The aim of the contest was to test students in computing-related majors to demonstrate their skills in programming and problem solving, network with students from other institutions and to prepare student teams for participating in global and regional programming events. This year, the contest was attended by 46 teams from 15 universities across the UAE and Gulf region. The contest lasted five hours, during which students attempted to solve nine programming problems.
The winning AUS team comprised Omar Al Muhairi, a senior student from the UAE who is double majoring in computer and mechanical engineering; Abdul Rahim Haddad , a senior student from Lebanon who is majoring in computer science; and Mohamed Amer, a senior student from Egypt majoring in computer engineering. The team was taught and guided by their coaches, Dr. Ghassan Qadah and Dr. Gerassimos Barlas, faculty members in the Department of Computer Science and Engineering.

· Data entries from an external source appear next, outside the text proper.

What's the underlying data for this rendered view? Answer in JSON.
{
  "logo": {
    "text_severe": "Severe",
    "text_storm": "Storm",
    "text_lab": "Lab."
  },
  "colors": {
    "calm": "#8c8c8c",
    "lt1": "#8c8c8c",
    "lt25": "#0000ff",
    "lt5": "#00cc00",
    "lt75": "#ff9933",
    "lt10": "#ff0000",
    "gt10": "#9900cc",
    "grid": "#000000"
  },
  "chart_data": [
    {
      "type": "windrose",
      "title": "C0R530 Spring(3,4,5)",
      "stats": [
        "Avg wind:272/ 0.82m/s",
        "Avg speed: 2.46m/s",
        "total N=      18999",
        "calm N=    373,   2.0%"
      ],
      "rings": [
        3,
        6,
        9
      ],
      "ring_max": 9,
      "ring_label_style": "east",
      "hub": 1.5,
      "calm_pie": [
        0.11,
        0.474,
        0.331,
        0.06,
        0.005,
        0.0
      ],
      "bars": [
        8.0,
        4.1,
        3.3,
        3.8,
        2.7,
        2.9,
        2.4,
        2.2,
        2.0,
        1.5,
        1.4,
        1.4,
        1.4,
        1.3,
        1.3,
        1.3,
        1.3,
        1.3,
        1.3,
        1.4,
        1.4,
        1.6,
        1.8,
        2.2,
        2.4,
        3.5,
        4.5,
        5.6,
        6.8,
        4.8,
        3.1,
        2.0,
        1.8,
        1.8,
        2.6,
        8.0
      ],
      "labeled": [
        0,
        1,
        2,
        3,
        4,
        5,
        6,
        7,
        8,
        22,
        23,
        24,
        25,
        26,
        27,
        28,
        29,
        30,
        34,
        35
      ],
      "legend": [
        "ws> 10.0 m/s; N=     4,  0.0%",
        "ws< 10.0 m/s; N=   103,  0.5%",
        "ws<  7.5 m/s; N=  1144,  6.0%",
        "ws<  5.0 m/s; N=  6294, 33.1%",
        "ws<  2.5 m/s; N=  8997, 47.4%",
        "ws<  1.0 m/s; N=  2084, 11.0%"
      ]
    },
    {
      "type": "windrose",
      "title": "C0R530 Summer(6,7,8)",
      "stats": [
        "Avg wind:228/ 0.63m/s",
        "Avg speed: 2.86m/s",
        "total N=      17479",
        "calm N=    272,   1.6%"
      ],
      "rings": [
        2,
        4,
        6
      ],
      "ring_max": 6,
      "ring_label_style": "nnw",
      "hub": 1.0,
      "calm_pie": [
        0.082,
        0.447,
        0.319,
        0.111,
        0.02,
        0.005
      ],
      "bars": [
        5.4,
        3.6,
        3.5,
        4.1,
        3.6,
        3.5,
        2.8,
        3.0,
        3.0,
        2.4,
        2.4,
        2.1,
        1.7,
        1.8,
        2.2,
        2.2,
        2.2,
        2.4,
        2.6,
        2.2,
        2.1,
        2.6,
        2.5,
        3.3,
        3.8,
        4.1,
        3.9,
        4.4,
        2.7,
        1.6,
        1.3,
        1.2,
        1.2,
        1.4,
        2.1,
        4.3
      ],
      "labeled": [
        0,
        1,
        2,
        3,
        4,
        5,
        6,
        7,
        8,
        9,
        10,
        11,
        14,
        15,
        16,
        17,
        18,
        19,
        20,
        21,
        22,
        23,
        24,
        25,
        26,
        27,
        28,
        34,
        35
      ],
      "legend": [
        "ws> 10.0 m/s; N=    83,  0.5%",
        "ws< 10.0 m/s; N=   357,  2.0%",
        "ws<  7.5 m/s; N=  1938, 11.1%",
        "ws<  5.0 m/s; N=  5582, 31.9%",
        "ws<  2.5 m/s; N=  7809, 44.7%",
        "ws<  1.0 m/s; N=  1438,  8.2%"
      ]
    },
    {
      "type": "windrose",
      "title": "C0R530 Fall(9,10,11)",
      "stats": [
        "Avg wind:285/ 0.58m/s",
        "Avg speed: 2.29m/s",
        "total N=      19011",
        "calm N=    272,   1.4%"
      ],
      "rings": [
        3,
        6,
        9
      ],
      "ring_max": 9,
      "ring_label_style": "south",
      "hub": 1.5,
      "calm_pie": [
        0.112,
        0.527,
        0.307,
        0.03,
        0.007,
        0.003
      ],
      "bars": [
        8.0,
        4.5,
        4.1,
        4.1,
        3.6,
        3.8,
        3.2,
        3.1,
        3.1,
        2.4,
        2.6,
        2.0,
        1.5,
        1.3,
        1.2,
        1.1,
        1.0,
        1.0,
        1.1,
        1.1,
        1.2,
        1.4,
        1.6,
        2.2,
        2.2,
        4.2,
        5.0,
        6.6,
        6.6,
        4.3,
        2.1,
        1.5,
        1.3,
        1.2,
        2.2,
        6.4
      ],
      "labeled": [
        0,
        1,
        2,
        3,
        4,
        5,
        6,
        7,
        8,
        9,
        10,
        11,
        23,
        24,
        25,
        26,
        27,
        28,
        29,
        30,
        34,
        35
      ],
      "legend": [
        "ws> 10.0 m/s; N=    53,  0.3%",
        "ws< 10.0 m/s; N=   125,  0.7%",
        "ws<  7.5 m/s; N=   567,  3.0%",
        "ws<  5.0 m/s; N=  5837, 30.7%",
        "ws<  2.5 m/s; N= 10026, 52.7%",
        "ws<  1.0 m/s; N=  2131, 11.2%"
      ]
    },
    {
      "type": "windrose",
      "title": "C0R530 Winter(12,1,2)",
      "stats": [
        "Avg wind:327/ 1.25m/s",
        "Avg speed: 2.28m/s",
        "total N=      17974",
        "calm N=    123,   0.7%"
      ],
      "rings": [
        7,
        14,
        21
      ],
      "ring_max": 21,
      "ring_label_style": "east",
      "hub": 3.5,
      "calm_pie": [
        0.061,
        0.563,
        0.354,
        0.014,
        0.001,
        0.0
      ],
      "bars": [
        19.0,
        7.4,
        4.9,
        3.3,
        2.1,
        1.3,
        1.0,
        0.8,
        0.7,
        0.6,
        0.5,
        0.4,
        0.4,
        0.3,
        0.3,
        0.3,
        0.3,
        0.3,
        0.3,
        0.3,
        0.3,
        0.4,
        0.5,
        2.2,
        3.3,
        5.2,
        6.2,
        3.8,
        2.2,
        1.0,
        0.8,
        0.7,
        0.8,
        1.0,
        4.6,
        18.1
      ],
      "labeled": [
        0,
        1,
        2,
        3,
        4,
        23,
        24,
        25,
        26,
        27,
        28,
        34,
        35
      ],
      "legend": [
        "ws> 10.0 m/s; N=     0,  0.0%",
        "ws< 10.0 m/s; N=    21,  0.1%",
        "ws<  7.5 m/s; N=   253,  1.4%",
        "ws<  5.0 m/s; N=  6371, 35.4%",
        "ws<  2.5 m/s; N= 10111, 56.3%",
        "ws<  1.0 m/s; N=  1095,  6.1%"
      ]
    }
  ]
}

"We feel very proud of these students for their dedication and hard work. We feel that they're on par with students of other colleges around the world. AUS has made it again!" said Dr. Qadah. He also talked about his experience as a coach and his participation in the contest. "I have been coaching students since I joined AUS 12 years ago. The contest is important locally, regionally and globally. Over the last six years, we have won many of the local and regional programming contests," he added.
Al Muhairi talked about the importance of the award, mentioning how previous AUS winners of the competition were accepted in the master's and PhD programs of prestigious universities including Stanford University and University of Calgary. Some other winners got job offers from some of the best employers in the world, including Microsoft and Facebook. "Teamwork was the key. The number-one point for students who want to win would be to practice and build teamwork skills," he said, giving advice to students who wish to follow his team's success.
"University can't always show us application behind our studies. The contest and the application required relates our methodical theories to our real-world skills," said Al Muhairi. All three students have ideas of what they want to do when they graduate, with Al Muhairi wishing pursue his PhD at MIT. Haddad and Amer, however, have slightly different plans. "We would like to go and work for Google. It's very challenging to get a job there, but at least by winning this competition, we might have a good chance," they said.